5-89COM

5-89COM

Commission des Relations extérieures et de la Défense

Annales

MARDI 5 JUILLET 2011 - SÉANCE DE L'APRÈS-MIDI

(Suite)

Demande d'explications de M. Bert Anciaux au vice-premier ministre et ministre des Affaires étrangères et des Réformes institutionnelles sur «l'absence de réaction au violent raid israélien sur une flottille humanitaire» (nº 5-1020)

Mme la présidente. - M. Olivier Chastel, ministre de la Coopération au développement, chargé des Affaires européennes, répondra.

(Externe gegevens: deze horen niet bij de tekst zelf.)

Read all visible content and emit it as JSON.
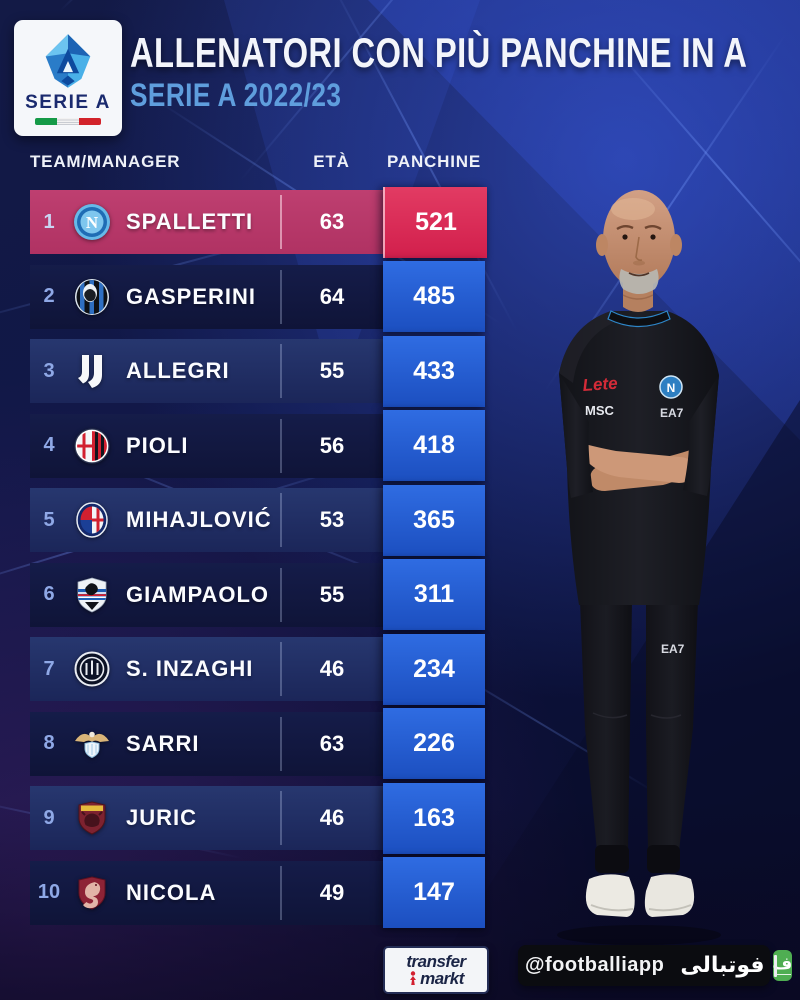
{
  "header": {
    "title": "ALLENATORI CON PIÙ PANCHINE IN A",
    "subtitle": "SERIE A 2022/23"
  },
  "league_badge": {
    "label": "SERIE A"
  },
  "chart_data": {
    "type": "table",
    "title": "ALLENATORI CON PIÙ PANCHINE IN A",
    "subtitle": "SERIE A 2022/23",
    "columns": [
      "TEAM/MANAGER",
      "ETÀ",
      "PANCHINE"
    ],
    "rows": [
      {
        "rank": 1,
        "team": "Napoli",
        "crest": "napoli",
        "manager": "SPALLETTI",
        "age": "63",
        "panchine": "521",
        "highlight": true
      },
      {
        "rank": 2,
        "team": "Atalanta",
        "crest": "atalanta",
        "manager": "GASPERINI",
        "age": "64",
        "panchine": "485",
        "highlight": false
      },
      {
        "rank": 3,
        "team": "Juventus",
        "crest": "juventus",
        "manager": "ALLEGRI",
        "age": "55",
        "panchine": "433",
        "highlight": false
      },
      {
        "rank": 4,
        "team": "Milan",
        "crest": "milan",
        "manager": "PIOLI",
        "age": "56",
        "panchine": "418",
        "highlight": false
      },
      {
        "rank": 5,
        "team": "Bologna",
        "crest": "bologna",
        "manager": "MIHAJLOVIĆ",
        "age": "53",
        "panchine": "365",
        "highlight": false
      },
      {
        "rank": 6,
        "team": "Sampdoria",
        "crest": "sampdoria",
        "manager": "GIAMPAOLO",
        "age": "55",
        "panchine": "311",
        "highlight": false
      },
      {
        "rank": 7,
        "team": "Inter",
        "crest": "inter",
        "manager": "S. INZAGHI",
        "age": "46",
        "panchine": "234",
        "highlight": false
      },
      {
        "rank": 8,
        "team": "Lazio",
        "crest": "lazio",
        "manager": "SARRI",
        "age": "63",
        "panchine": "226",
        "highlight": false
      },
      {
        "rank": 9,
        "team": "Torino",
        "crest": "torino",
        "manager": "JURIC",
        "age": "46",
        "panchine": "163",
        "highlight": false
      },
      {
        "rank": 10,
        "team": "Salernitana",
        "crest": "salernitana",
        "manager": "NICOLA",
        "age": "49",
        "panchine": "147",
        "highlight": false
      }
    ]
  },
  "photo": {
    "subject": "Luciano Spalletti",
    "sponsor_lete": "Lete",
    "sponsor_msc": "MSC",
    "brand_ea7": "EA7",
    "crest_letter": "N",
    "pants_brand": "EA7"
  },
  "footer": {
    "transfermarkt": {
      "line1": "transfer",
      "line2": "markt"
    },
    "badge": {
      "handle": "@footballiapp",
      "brand": "فوتبالی",
      "icon_letter": "ف"
    }
  },
  "colors": {
    "background_navy": "#0d1340",
    "row_highlight": "#ba3a6c",
    "highlight_cell_red": "#d2234e",
    "cell_blue": "#2563d6",
    "subtitle_blue": "#5f9edd",
    "rank_blue": "#8fa8e6",
    "footballi_green": "#4fae52"
  }
}
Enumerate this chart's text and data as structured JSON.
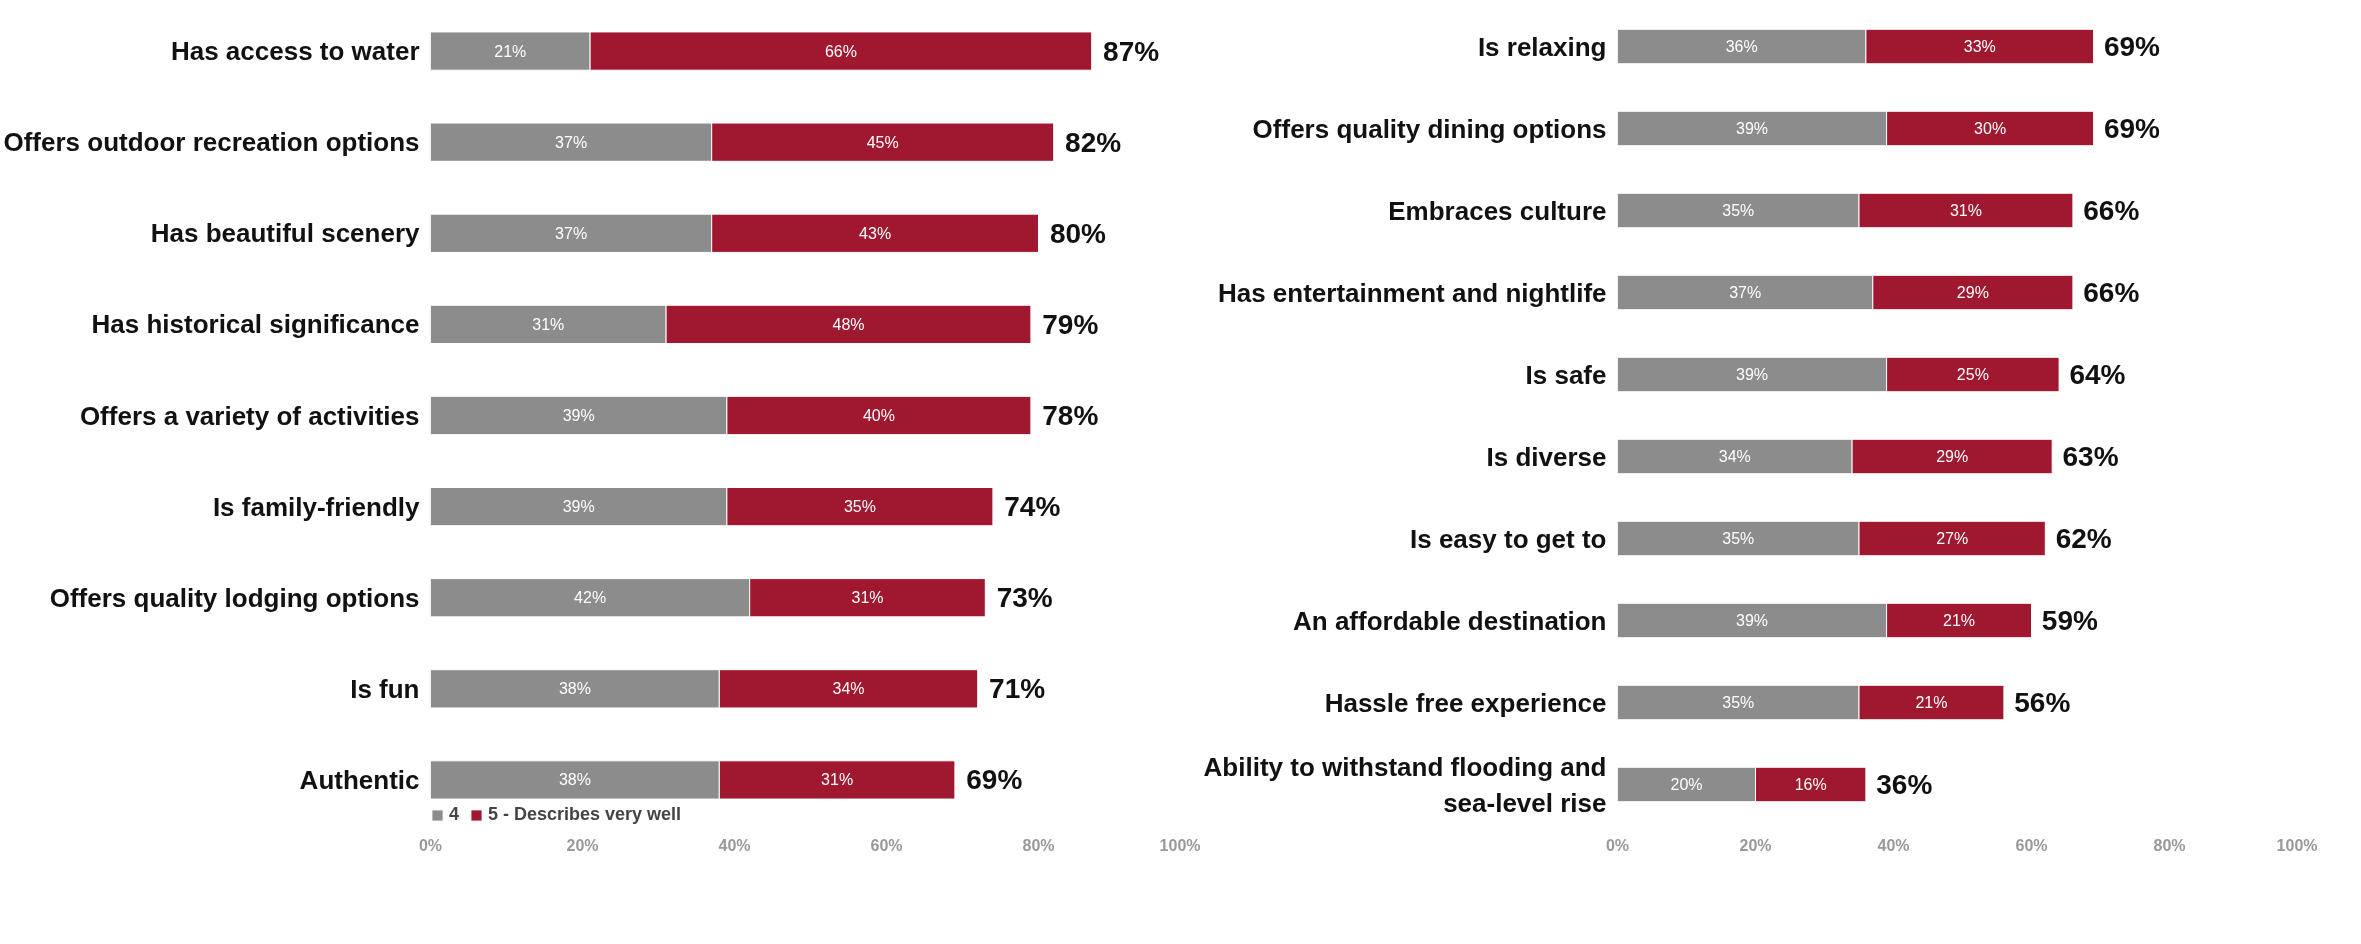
{
  "chart_data": [
    {
      "type": "bar",
      "orientation": "horizontal",
      "stacked": true,
      "categories": [
        "Has access to water",
        "Offers outdoor recreation options",
        "Has beautiful scenery",
        "Has historical significance",
        "Offers a variety of activities",
        "Is family-friendly",
        "Offers quality lodging options",
        "Is fun",
        "Authentic"
      ],
      "series": [
        {
          "name": "4",
          "color": "#8c8c8c",
          "values": [
            21,
            37,
            37,
            31,
            39,
            39,
            42,
            38,
            38
          ],
          "value_labels": [
            "21%",
            "37%",
            "37%",
            "31%",
            "39%",
            "39%",
            "42%",
            "38%",
            "38%"
          ]
        },
        {
          "name": "5 - Describes very well",
          "color": "#a01830",
          "values": [
            66,
            45,
            43,
            48,
            40,
            35,
            31,
            34,
            31
          ],
          "value_labels": [
            "66%",
            "45%",
            "43%",
            "48%",
            "40%",
            "35%",
            "31%",
            "34%",
            "31%"
          ]
        }
      ],
      "totals": [
        "87%",
        "82%",
        "80%",
        "79%",
        "78%",
        "74%",
        "73%",
        "71%",
        "69%"
      ],
      "xlim": [
        0,
        100
      ],
      "xticks": [
        {
          "value": 0,
          "label": "0%"
        },
        {
          "value": 20,
          "label": "20%"
        },
        {
          "value": 40,
          "label": "40%"
        },
        {
          "value": 60,
          "label": "60%"
        },
        {
          "value": 80,
          "label": "80%"
        },
        {
          "value": 100,
          "label": "100%"
        }
      ],
      "grid": false,
      "legend": "bottom left"
    },
    {
      "type": "bar",
      "orientation": "horizontal",
      "stacked": true,
      "categories": [
        "Is relaxing",
        "Offers quality dining options",
        "Embraces culture",
        "Has entertainment and nightlife",
        "Is safe",
        "Is diverse",
        "Is easy to get to",
        "An affordable destination",
        "Hassle free experience",
        "Ability to withstand flooding and sea-level rise"
      ],
      "series": [
        {
          "color": "#8c8c8c",
          "values": [
            36,
            39,
            35,
            37,
            39,
            34,
            35,
            39,
            35,
            20
          ],
          "value_labels": [
            "36%",
            "39%",
            "35%",
            "37%",
            "39%",
            "34%",
            "35%",
            "39%",
            "35%",
            "20%"
          ]
        },
        {
          "color": "#a01830",
          "values": [
            33,
            30,
            31,
            29,
            25,
            29,
            27,
            21,
            21,
            16
          ],
          "value_labels": [
            "33%",
            "30%",
            "31%",
            "29%",
            "25%",
            "29%",
            "27%",
            "21%",
            "21%",
            "16%"
          ]
        }
      ],
      "totals": [
        "69%",
        "69%",
        "66%",
        "66%",
        "64%",
        "63%",
        "62%",
        "59%",
        "56%",
        "36%"
      ],
      "xlim": [
        0,
        100
      ],
      "xticks": [
        {
          "value": 0,
          "label": "0%"
        },
        {
          "value": 20,
          "label": "20%"
        },
        {
          "value": 40,
          "label": "40%"
        },
        {
          "value": 60,
          "label": "60%"
        },
        {
          "value": 80,
          "label": "80%"
        },
        {
          "value": 100,
          "label": "100%"
        }
      ],
      "grid": false
    }
  ]
}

De heer Bert Anciaux (sp.a). - Op 31 mei 2010, dus een jaar geleden, enterde de staat Israël met bruut, onnodig en ongehoord geweld een humanitaire vloot die met zevenhonderd opvarenden en met hulpgoederen aan boord op weg was naar Gaza. Daarbij vonden negen activisten de dood en raakten vijftig andere opvarenden gewond. De Mensenrechtenraad van de Verenigde Naties gaf een commissie onder leiding van Karl Hudson-Phillips de opdracht om de ware toedracht te achterhalen en mogelijke inbreuken op het internationaal recht te onderzoeken.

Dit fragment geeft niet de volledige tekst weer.